Iklan

Minggu, 21 Desember 2025, 22.10.00 WIB
ACEH SINGKIL

Lima Ton Beras Bantuan Masih Mengendap di Posko Bersama Aceh Singkil, Kok Belum Didistribusikan?

Iklan

Logistik Bantuan Korban Banjir di Posko Bersama Penanggulangan Bencana Aceh Singkil, di Aula Kantor Camat Gunung Meriah. (Dokumen Lama PENAACEH, 9 Desember 2025)

Aceh Singkil — Kondisi Aceh Singkil pascabanjir kini berangsur normal. Air telah surut, warga terdampak sudah kembali ke rumah masing-masing, dan aktivitas masyarakat mulai berjalan seperti biasa.


Namun di tengah situasi yang mulai membaik itu, muncul persoalan lain yang justru memantik tanda tanya: sekitar lima ton beras bantuan masih menumpuk di Posko Bersama Penanggulangan Bencana Aceh Singkil, Aula Kantor Camat Gunung Meriah.


Ketua Posko Bersama yang juga Plt Kepala Dinas Sosial Aceh Singkil, Ali Hasmi Pohan, membenarkan adanya sisa logistik tersebut. Menurutnya, bantuan belum disalurkan karena menunggu logistik lain agar pendistribusian bisa dilakukan sekaligus.


“Menunggu logistik lain masuk, biar sekalian didistribusikan,” kata Ali Hasmi kepada PENAACEH, Minggu (21/12/2025).


Namun alasan itu justru menimbulkan pertanyaan lanjutan.
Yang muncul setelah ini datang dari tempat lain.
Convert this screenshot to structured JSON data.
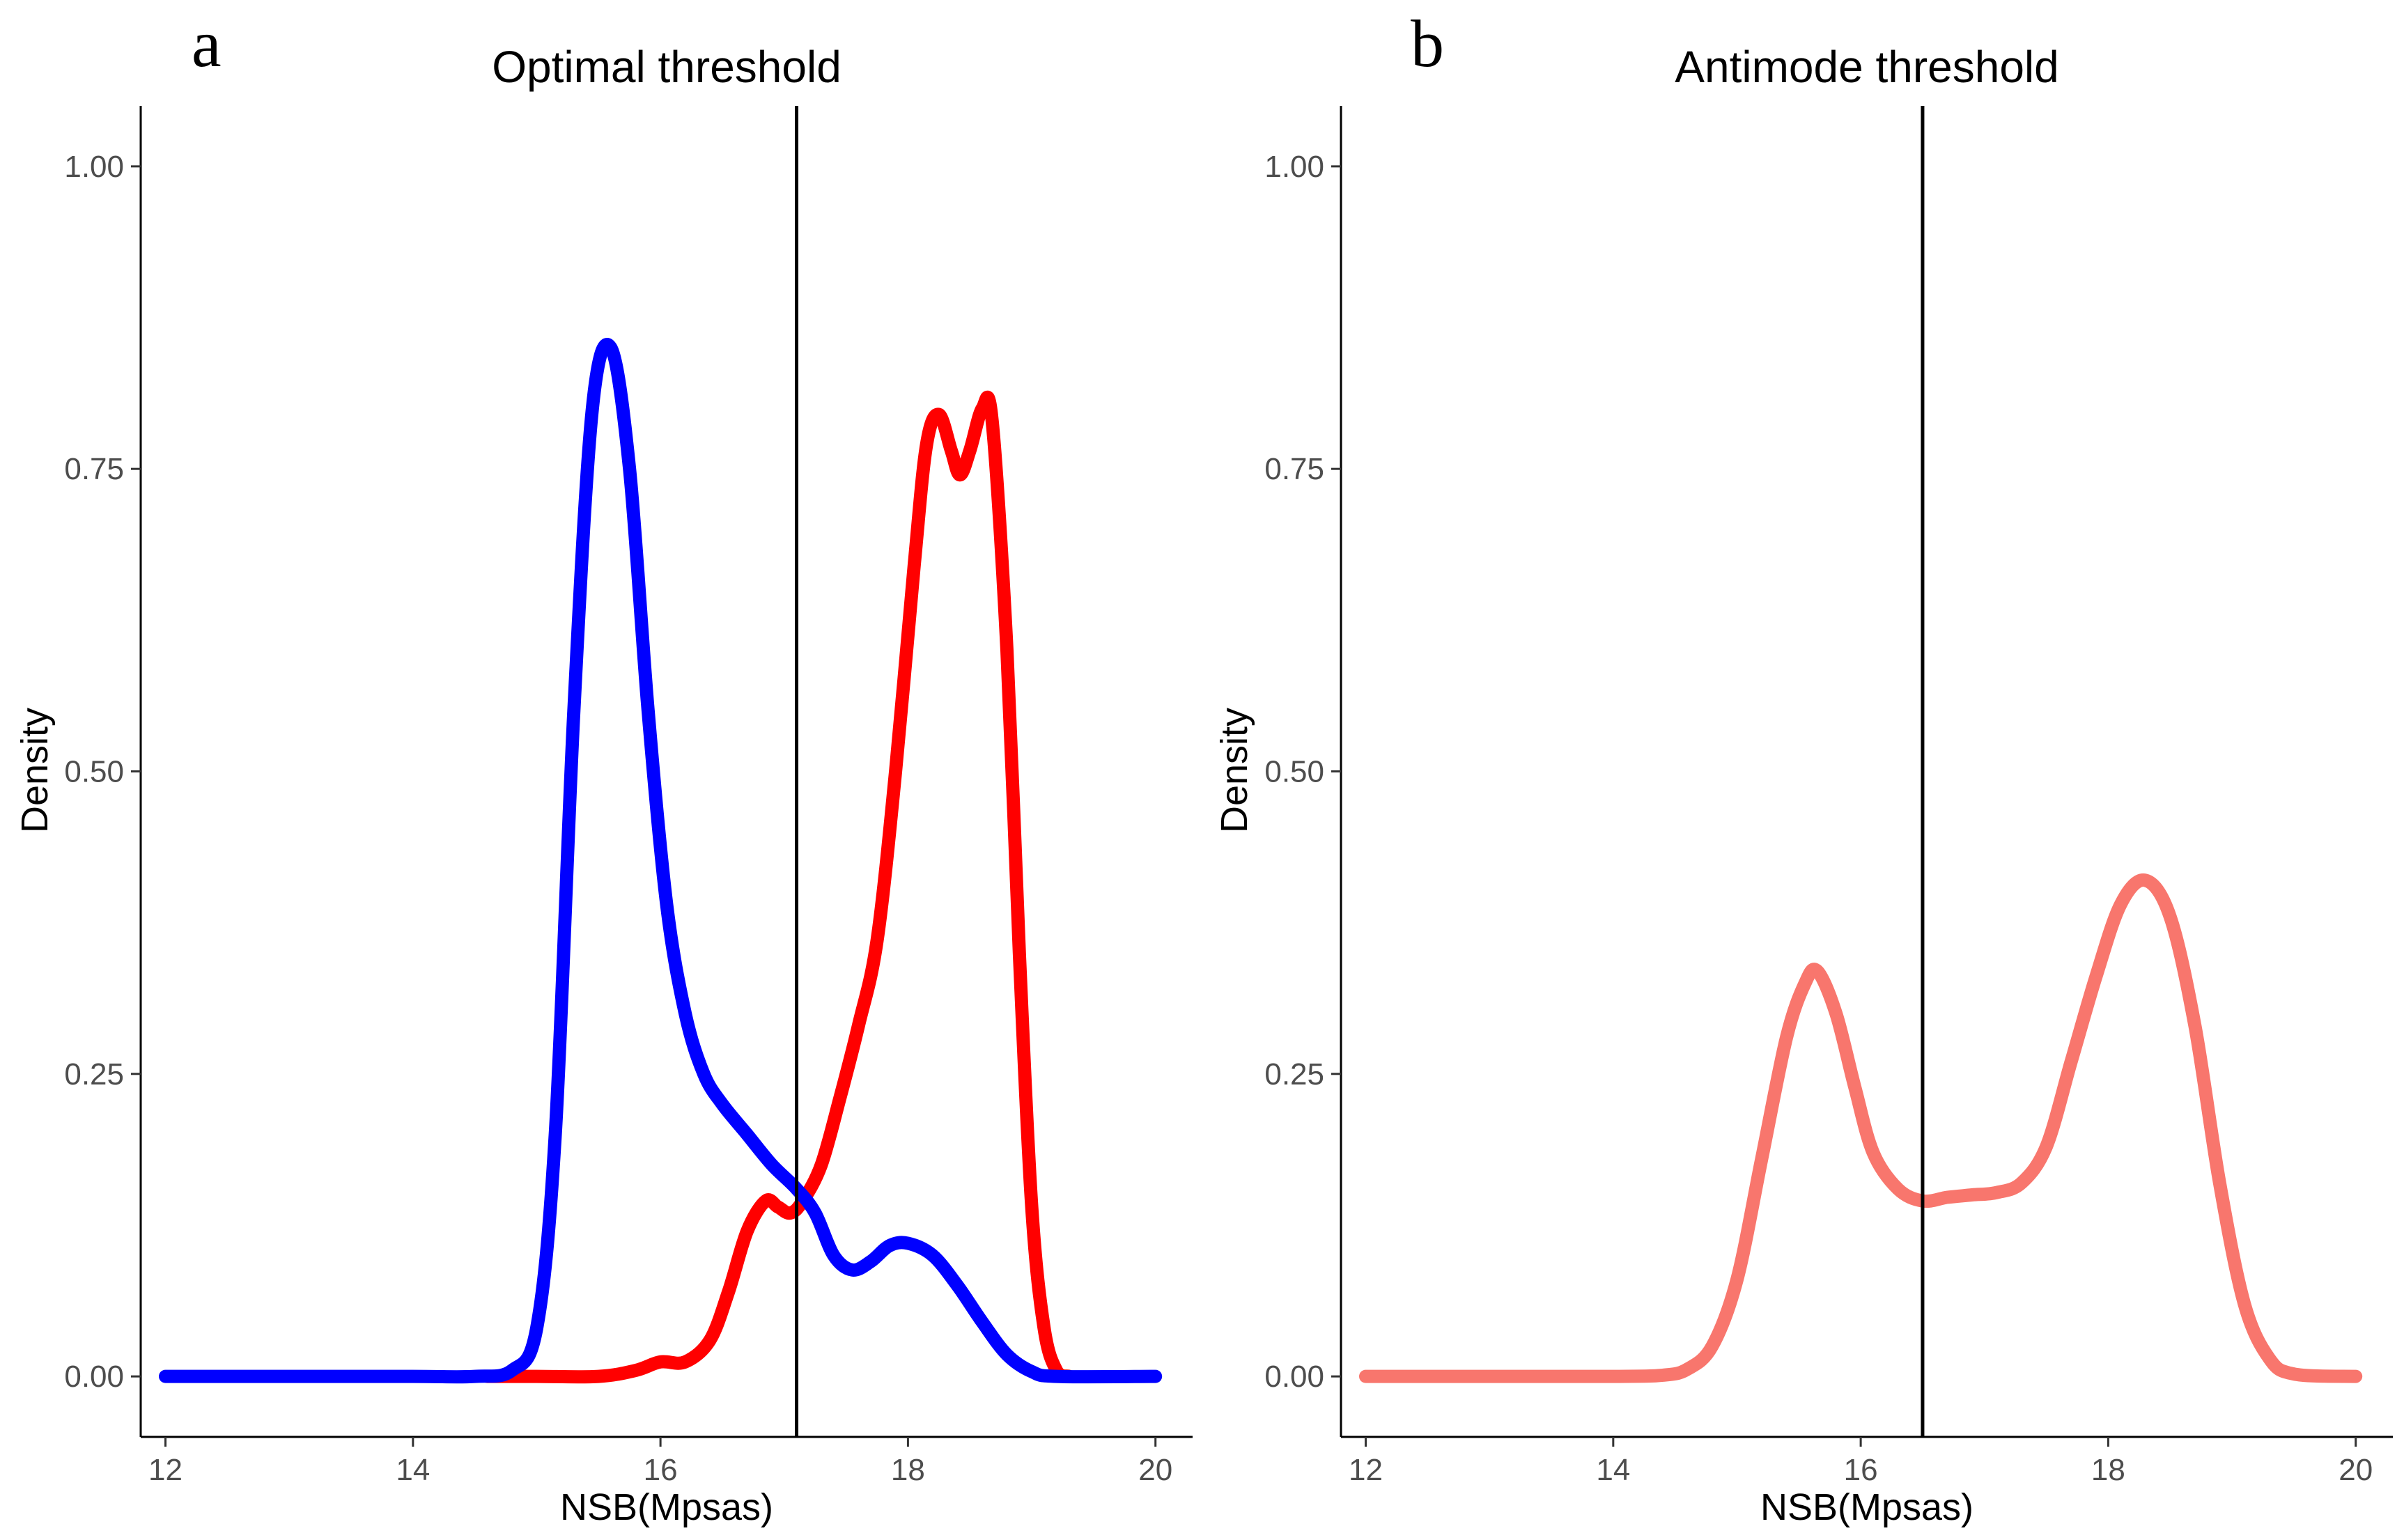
{
  "chart_data": [
    {
      "panel_label": "a",
      "type": "line",
      "title": "Optimal threshold",
      "xlabel": "NSB(Mpsas)",
      "ylabel": "Density",
      "xlim": [
        11.8,
        20.3
      ],
      "ylim": [
        -0.05,
        1.05
      ],
      "x_ticks": [
        12,
        14,
        16,
        18,
        20
      ],
      "x_tick_labels": [
        "12",
        "14",
        "16",
        "18",
        "20"
      ],
      "y_ticks": [
        0,
        0.25,
        0.5,
        0.75,
        1.0
      ],
      "y_tick_labels": [
        "0.00",
        "0.25",
        "0.50",
        "0.75",
        "1.00"
      ],
      "grid": false,
      "threshold": 17.1,
      "series": [
        {
          "name": "red",
          "color": "#ff0000",
          "points": [
            [
              14.6,
              0
            ],
            [
              15.0,
              0
            ],
            [
              15.5,
              0
            ],
            [
              15.8,
              0.005
            ],
            [
              16.0,
              0.012
            ],
            [
              16.2,
              0.012
            ],
            [
              16.4,
              0.03
            ],
            [
              16.55,
              0.07
            ],
            [
              16.7,
              0.12
            ],
            [
              16.85,
              0.145
            ],
            [
              16.95,
              0.14
            ],
            [
              17.05,
              0.135
            ],
            [
              17.15,
              0.145
            ],
            [
              17.3,
              0.175
            ],
            [
              17.45,
              0.23
            ],
            [
              17.6,
              0.29
            ],
            [
              17.75,
              0.36
            ],
            [
              17.9,
              0.5
            ],
            [
              18.05,
              0.67
            ],
            [
              18.15,
              0.77
            ],
            [
              18.25,
              0.795
            ],
            [
              18.35,
              0.765
            ],
            [
              18.42,
              0.745
            ],
            [
              18.5,
              0.765
            ],
            [
              18.6,
              0.8
            ],
            [
              18.68,
              0.79
            ],
            [
              18.8,
              0.6
            ],
            [
              18.9,
              0.35
            ],
            [
              19.0,
              0.14
            ],
            [
              19.1,
              0.04
            ],
            [
              19.2,
              0.005
            ],
            [
              19.3,
              0
            ]
          ]
        },
        {
          "name": "blue",
          "color": "#0000ff",
          "points": [
            [
              12,
              0
            ],
            [
              13,
              0
            ],
            [
              14,
              0
            ],
            [
              14.5,
              0
            ],
            [
              14.8,
              0.005
            ],
            [
              15.0,
              0.04
            ],
            [
              15.15,
              0.2
            ],
            [
              15.3,
              0.55
            ],
            [
              15.45,
              0.8
            ],
            [
              15.6,
              0.85
            ],
            [
              15.75,
              0.75
            ],
            [
              15.9,
              0.55
            ],
            [
              16.05,
              0.39
            ],
            [
              16.2,
              0.3
            ],
            [
              16.35,
              0.25
            ],
            [
              16.5,
              0.225
            ],
            [
              16.7,
              0.2
            ],
            [
              16.9,
              0.175
            ],
            [
              17.1,
              0.155
            ],
            [
              17.25,
              0.135
            ],
            [
              17.4,
              0.1
            ],
            [
              17.55,
              0.088
            ],
            [
              17.7,
              0.095
            ],
            [
              17.85,
              0.108
            ],
            [
              18.0,
              0.11
            ],
            [
              18.2,
              0.1
            ],
            [
              18.4,
              0.075
            ],
            [
              18.6,
              0.045
            ],
            [
              18.8,
              0.018
            ],
            [
              19.0,
              0.004
            ],
            [
              19.2,
              0
            ],
            [
              20,
              0
            ]
          ]
        }
      ]
    },
    {
      "panel_label": "b",
      "type": "line",
      "title": "Antimode threshold",
      "xlabel": "NSB(Mpsas)",
      "ylabel": "Density",
      "xlim": [
        11.8,
        20.3
      ],
      "ylim": [
        -0.05,
        1.05
      ],
      "x_ticks": [
        12,
        14,
        16,
        18,
        20
      ],
      "x_tick_labels": [
        "12",
        "14",
        "16",
        "18",
        "20"
      ],
      "y_ticks": [
        0,
        0.25,
        0.5,
        0.75,
        1.0
      ],
      "y_tick_labels": [
        "0.00",
        "0.25",
        "0.50",
        "0.75",
        "1.00"
      ],
      "grid": false,
      "threshold": 16.5,
      "series": [
        {
          "name": "density",
          "color": "#f8766d",
          "points": [
            [
              12,
              0
            ],
            [
              13,
              0
            ],
            [
              14,
              0
            ],
            [
              14.4,
              0.001
            ],
            [
              14.6,
              0.006
            ],
            [
              14.8,
              0.025
            ],
            [
              15.0,
              0.08
            ],
            [
              15.2,
              0.18
            ],
            [
              15.4,
              0.28
            ],
            [
              15.55,
              0.325
            ],
            [
              15.65,
              0.335
            ],
            [
              15.8,
              0.3
            ],
            [
              15.95,
              0.24
            ],
            [
              16.1,
              0.185
            ],
            [
              16.3,
              0.155
            ],
            [
              16.5,
              0.145
            ],
            [
              16.7,
              0.148
            ],
            [
              16.9,
              0.15
            ],
            [
              17.1,
              0.152
            ],
            [
              17.3,
              0.16
            ],
            [
              17.5,
              0.19
            ],
            [
              17.7,
              0.26
            ],
            [
              17.9,
              0.33
            ],
            [
              18.1,
              0.39
            ],
            [
              18.3,
              0.41
            ],
            [
              18.5,
              0.38
            ],
            [
              18.7,
              0.29
            ],
            [
              18.9,
              0.16
            ],
            [
              19.1,
              0.06
            ],
            [
              19.3,
              0.015
            ],
            [
              19.5,
              0.002
            ],
            [
              20,
              0
            ]
          ]
        }
      ]
    }
  ]
}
Jika kondisi darurat telah berlalu dan warga sudah kembali ke rumah, untuk siapa bantuan itu kini ditahan?


*Darurat Usai, Logistik Seharusnya Bergerak*


Data resmi Posko Bersama mencatat hingga 9 Desember 2025, sebanyak 145.230 kilogram beras masuk ke posko dan 141.628 kilogram telah disalurkan. Artinya, masih ada selisih beberapa ton—termasuk sekitar lima ton yang kini mengendap.


Secara administratif, angka ini mungkin tidak bermasalah. Namun dari sisi kebijakan publik, pengendapan logistik di luar masa darurat dinilai tidak bijak. Bantuan pangan bukan sekadar stok gudang, melainkan instrumen negara untuk melindungi warga—terutama kelompok rentan—dari dampak lanjutan pascabencana.


Apalagi, Ali Hasmi mengaku belum mengetahui kapan bantuan tahap kedua akan masuk, karena kewenangan penjadwalan berada di Dinas Pangan Aceh Singkil. Ketidakpastian ini membuat nasib bantuan yang sudah ada menjadi menggantung.


*Bantuan Banyak, Tapi Arah Kebijakan Dipertanyakan*


Padahal, bantuan untuk Aceh Singkil tercatat datang dari berbagai sumber: BNPB, Kementerian Sosial RI, BPBA, Bulog, pemerintah daerah tetangga, sektor swasta, hingga partai politik. Bulog bahkan menjadi salah satu pemasok terbesar dengan pengiriman puluhan ribu kilogram beras sejak akhir November 2025.


Ironisnya, di tengah arus bantuan yang besar itu, sebagian logistik justru berhenti di posko, bukan bergerak ke masyarakat.


Situasi ini memunculkan kritik bahwa pengelolaan bantuan lebih berorientasi pada kelengkapan administrasi ketimbang kepekaan terhadap momentum. Saat darurat, bantuan dituntut cepat. Saat darurat berlalu, bantuan seharusnya segera dialihkan untuk pemulihan, bukan ditahan tanpa kejelasan.


*Transparansi Diakui, Kebijakan Tetap Dipersoalkan*


Ali Hasmi menegaskan seluruh arus logistik dicatat secara terbuka dan dapat diaudit.“Semua bantuan yang masuk dan keluar tercatat dan bisa diaudit,” ujarnya.


Namun publik menilai, transparansi data tidak otomatis membenarkan pengendapan bantuan. Dalam konteks pascabencana, pemerintah dituntut bukan hanya tertib administrasi, tetapi juga cerdas membaca situasi.Banjir memang sudah surut. Warga memang sudah pulang.

Namun justru karena itulah, logistik tidak seharusnya mengendap—melainkan diarahkan untuk mempercepat pemulihan, membantu dapur keluarga, atau dialihkan ke wilayah yang masih membutuhkan.